The SPCA should go after this film
While Superman was on hiatus Robert Shayne who played Inspector Henderson got roped into doing this combination ripoff from Dr. Jekyll And Mr. Hyde and The Invisible Man. Shayne's out doing some nasty experiments on cats among other things including himself. He's developed a serum that has the subjects revert to the primeval. Little house cats turn into sabre tooth tigers and pretty lame ones at that. And Shayne when he injects himself goes all Hyde.
What was Shayne thinking when he signed on for this? Or players like Richard Crane, Beverly Garland, William Fawcett and others. Shayne overacts outrageously to cover up how bad this is.
The SPCA should have gone after this film for cruelty to animals as well as the critics. One stinkerooney with an ending totally ripped off from Claude Rains and The Invisible Man.
So stupid, a caveman would hate it...
A rip off of "Dr. Jekyll and Mr. Hyde", this takes a lot of patience to tolerate Household cats become giant beasts and a moody scientist turns into a prehistoric man, growing more facial hair than the wolf-man. His friends and family suspect that something is up but let him be.

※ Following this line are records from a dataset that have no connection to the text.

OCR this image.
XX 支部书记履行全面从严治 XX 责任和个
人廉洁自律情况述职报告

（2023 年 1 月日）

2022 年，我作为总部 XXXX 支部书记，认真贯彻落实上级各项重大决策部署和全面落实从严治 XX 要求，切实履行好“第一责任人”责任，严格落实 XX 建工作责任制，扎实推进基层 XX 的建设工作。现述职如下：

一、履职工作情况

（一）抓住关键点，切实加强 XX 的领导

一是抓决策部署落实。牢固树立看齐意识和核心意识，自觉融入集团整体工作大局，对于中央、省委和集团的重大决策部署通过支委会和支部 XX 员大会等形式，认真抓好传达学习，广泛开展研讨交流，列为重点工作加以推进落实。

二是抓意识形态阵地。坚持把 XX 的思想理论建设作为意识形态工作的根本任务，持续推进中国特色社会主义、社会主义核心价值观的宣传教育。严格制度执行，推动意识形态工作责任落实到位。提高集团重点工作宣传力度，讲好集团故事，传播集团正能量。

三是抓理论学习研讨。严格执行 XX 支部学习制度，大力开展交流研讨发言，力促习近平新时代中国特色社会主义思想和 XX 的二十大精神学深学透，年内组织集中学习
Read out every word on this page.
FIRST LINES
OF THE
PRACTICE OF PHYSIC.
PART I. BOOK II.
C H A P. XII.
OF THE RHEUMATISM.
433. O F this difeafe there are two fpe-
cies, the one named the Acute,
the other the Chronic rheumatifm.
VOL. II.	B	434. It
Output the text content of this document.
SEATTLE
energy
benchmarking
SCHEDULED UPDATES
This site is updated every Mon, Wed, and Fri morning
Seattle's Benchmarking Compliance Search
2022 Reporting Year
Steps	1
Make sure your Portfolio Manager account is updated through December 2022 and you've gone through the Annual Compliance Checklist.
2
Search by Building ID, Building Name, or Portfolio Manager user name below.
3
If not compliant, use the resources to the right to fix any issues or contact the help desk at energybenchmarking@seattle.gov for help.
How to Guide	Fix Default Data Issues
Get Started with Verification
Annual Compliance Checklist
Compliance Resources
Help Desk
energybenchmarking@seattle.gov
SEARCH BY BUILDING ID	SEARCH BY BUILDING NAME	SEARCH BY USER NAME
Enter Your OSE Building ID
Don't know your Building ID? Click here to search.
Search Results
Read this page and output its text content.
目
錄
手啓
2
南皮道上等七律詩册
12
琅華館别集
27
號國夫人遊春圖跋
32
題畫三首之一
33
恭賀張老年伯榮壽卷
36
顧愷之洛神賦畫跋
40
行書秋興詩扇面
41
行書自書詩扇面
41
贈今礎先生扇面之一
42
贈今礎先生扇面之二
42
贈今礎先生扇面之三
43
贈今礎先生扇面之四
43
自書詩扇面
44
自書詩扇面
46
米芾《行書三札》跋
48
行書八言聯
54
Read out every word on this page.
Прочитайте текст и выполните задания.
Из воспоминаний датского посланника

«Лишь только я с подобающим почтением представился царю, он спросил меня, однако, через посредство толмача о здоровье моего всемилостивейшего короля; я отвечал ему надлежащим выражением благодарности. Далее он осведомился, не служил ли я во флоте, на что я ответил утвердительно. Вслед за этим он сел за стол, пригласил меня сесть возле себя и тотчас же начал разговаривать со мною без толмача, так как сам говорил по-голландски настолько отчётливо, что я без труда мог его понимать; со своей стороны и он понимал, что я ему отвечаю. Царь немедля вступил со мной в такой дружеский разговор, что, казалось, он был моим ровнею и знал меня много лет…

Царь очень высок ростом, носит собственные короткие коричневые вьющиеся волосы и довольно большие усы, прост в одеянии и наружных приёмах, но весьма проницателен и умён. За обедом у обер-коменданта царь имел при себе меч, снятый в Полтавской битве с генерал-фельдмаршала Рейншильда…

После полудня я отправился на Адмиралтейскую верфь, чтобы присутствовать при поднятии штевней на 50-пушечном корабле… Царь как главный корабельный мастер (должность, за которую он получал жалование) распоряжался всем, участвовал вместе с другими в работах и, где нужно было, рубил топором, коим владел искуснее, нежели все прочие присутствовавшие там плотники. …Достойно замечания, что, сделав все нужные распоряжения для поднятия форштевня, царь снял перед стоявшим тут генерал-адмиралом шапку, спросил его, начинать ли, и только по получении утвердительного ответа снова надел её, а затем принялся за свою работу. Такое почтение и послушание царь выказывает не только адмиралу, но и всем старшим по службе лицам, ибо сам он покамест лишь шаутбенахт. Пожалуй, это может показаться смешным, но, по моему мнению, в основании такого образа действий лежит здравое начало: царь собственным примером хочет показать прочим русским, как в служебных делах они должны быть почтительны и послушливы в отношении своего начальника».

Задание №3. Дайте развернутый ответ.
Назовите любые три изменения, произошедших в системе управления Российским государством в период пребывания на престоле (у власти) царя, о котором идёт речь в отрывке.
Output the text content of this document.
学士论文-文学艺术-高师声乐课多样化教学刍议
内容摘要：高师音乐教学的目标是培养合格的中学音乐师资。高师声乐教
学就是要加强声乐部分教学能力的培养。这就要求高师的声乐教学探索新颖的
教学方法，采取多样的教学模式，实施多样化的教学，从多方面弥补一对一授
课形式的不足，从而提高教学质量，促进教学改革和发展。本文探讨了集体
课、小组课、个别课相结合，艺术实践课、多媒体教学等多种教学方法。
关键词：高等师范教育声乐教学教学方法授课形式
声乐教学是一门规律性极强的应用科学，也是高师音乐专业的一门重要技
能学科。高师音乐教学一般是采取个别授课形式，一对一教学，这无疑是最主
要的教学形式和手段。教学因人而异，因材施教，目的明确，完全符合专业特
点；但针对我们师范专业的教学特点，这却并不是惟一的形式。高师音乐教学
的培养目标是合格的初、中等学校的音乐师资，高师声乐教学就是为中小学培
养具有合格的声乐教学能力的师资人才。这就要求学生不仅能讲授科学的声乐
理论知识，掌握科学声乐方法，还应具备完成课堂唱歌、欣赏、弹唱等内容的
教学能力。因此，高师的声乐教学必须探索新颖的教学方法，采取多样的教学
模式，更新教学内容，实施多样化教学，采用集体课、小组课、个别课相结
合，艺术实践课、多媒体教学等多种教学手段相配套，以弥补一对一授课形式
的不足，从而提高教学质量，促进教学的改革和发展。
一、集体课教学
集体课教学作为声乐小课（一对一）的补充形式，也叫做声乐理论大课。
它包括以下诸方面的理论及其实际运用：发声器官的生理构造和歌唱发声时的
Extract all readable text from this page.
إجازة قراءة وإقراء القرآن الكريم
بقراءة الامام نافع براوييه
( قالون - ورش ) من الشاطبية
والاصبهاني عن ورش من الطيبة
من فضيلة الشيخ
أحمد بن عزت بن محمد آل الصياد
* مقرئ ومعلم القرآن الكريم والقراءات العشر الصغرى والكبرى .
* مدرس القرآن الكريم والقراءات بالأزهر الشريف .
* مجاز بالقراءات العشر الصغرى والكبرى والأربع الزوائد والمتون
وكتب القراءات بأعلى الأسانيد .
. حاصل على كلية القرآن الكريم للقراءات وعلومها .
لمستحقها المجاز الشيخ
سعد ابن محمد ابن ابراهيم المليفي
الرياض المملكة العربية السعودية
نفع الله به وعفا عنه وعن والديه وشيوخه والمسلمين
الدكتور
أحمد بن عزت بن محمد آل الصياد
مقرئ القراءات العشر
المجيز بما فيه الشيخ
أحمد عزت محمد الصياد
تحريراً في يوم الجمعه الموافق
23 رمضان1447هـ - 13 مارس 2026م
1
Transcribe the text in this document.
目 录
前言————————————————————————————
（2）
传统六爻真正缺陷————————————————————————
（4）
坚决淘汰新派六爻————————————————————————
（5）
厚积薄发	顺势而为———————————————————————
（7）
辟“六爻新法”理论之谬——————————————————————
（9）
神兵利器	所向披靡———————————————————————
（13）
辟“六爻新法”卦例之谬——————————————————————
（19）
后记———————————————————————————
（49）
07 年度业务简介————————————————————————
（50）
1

When people start being attacked he feigns sympathy. Of course, where there is caveman, there must be cave-woman and that is where the film dissolve s into absolute silliness. Shots of big jungle cats passing as prehistoric cats fools nobody. As the truth of what is going on is revealed, the film moves into melodramatic drivel that seemed more appropriate for the decade before when Lon Chaney Jr. was making films like this by the dozen.